Nach der Meldung dudelte der Sender »Riders on the Storm«. Wahrscheinlich war dem Musikredakteur nichts Passenderes dazu eingefallen. Gerade hatte Robert zwei Spiegeleier, eine Scheibe Bacon, kleingeschnittene Champignonscheiben und drei Rostbratwürstchen in die Pfanne geworfen, als er draußen vor dem Küchenfenster eine erste, aber völlig harmlose Windböe durch die kahlen Äste des Nussbaumes pfeifen hörte. „Was für ein Auftakt!“, brummelte er vor sich hin. Dann nahm er eine Flasche Orangensaft aus dem Kühlschrank und stellte Lins Frühstückschale neben ihre Müslipackung auf den Tisch. Dabei summte er gut gelaunt das legendäre E-Piano-Solo mit, mit dem einst Ray Manzarek zu Weltruhm gelangt war. Kaum hatte er die Scheibe Speck in der Pfanne gewendet, tauchte auch schon Lins Kopf im Türspalt auf. Sie gähnte. „Guten Morgen, Liebes!“, rief er und warf ihr eine Kusshand zu. „Hast du schon gehört? Heute soll´s ziemlich stürmisch werden.“ Sie war noch nicht ganz aufnahmefähig und wirkte unausgeschlafen. Robert kannte diesen Zustand und musste lächeln. Lin steckte nur kurz ihre Nase in die Küche, zog ein moralinsaures Gesicht und verschwand im Badezimmer. Als sie wenige Minuten später im Morgenmantel aus dem Badezimmer heraustrat und sich an den gedeckten Frühstückstisch setzte, langte sie nach der Müslipackung und streute sich etwas daraus in ihre Schale. Robert reichte ihr die angewärmte Milch und den fettarmen Jogurt. Für sich selbst hatte er einen Teller mit dem Englischen Frühstück zurechtgemacht und wollte sich gerade darüber hermachen, als sie ihn unvermittelt ansprach: „Ich muss unbedingt mit dir reden.“
„Ist es was Wichtiges?“, hakte er nach. Sie nickte und warf einen Blick auf seinen überladenen Teller. „Dann besprechen wir das besser heute Abend. Du kennst mich doch. Ich mag am Morgen keine existentialistischen Diskussionen.“
„Weißt du überhaupt, was du dir mit diesem Fraß antust?“
Er begann mit Messer und Gabel zu hantieren und machte sich zuerst über die gebratene Scheibe Frühstücksspeck her. Dann löffelte er reichlich Zucker in seinen Kaffeebecher und kippte so viel Milch hinterher, dass sie sich fragte, warum er sich überhaupt mit einem koffeinhaltigen Getränk abgab.
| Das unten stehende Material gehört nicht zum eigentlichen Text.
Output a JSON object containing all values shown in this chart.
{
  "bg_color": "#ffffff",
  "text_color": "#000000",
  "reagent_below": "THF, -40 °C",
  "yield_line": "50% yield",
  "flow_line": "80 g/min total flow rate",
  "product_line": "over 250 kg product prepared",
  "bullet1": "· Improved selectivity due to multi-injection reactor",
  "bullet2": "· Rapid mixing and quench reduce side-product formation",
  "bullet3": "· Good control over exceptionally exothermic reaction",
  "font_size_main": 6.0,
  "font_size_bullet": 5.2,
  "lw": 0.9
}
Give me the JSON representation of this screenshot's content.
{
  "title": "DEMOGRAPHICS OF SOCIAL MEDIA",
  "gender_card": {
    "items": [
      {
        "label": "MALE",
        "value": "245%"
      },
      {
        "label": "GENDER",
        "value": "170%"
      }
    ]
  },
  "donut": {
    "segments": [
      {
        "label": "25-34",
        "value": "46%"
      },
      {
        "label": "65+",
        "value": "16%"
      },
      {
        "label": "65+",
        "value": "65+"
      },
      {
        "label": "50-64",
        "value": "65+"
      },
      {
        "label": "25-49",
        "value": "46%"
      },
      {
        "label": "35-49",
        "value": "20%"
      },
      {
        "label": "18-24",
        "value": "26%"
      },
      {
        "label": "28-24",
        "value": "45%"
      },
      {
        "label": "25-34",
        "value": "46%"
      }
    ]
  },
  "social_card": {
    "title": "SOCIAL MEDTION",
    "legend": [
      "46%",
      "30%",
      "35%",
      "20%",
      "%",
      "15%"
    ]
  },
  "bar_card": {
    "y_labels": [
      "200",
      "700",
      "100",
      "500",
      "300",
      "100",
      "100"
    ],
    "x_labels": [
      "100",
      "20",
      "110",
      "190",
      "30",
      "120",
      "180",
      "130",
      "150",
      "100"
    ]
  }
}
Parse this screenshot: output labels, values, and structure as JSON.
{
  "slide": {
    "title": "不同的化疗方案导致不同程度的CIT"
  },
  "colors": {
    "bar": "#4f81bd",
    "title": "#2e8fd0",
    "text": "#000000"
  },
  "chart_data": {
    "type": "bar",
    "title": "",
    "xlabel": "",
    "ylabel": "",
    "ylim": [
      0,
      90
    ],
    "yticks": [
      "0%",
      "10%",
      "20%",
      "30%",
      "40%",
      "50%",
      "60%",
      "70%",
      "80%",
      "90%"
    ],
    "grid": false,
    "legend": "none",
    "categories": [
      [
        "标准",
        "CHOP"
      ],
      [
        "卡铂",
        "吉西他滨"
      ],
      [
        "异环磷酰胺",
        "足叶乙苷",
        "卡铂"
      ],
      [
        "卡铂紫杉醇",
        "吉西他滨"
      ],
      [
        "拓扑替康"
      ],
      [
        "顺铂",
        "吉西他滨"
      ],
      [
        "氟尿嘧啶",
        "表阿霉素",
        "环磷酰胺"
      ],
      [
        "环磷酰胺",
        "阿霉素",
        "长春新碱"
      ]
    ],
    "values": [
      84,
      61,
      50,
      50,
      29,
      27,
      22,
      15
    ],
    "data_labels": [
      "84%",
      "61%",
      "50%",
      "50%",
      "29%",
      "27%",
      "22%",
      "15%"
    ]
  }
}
„Du wunderst dich über dein Übergewicht und dass es dir in letzter Zeit immer schlechter geht. Dabei schaufelst du dir jeden Morgen weiterhin dieses Zeug rein. Typischer Fall von Wohlstandsverblödung. Zu hohe Cholesterinzufuhr durch Innereien, Speck, Eigelb und fettreiche Milchprodukte. Dazu diese Unmengen an Zucker… Am Ende wirst du noch Diabetiker.“
Um das Thema zu wechseln, sagte er schnell: „Ach, das hätte ich glatt vergessen. Wir haben für heute Abend Karten fürs Staatstheater. Wie heißt nochmal das neue Stück von Yasmina Reza?“
„Keine Ahnung. Du hast doch die Karten besorgt. Ich weiß nicht mal, worum es darin geht.“
„Ich glaube um Beziehungskrisen und ähnlichen theatralischen Quatsch.“
„Na toll!“ Lin blickte noch grimmiger als zuvor. Er griff nach ihrer Hand und drückte sie. Sie entzog sie ihm.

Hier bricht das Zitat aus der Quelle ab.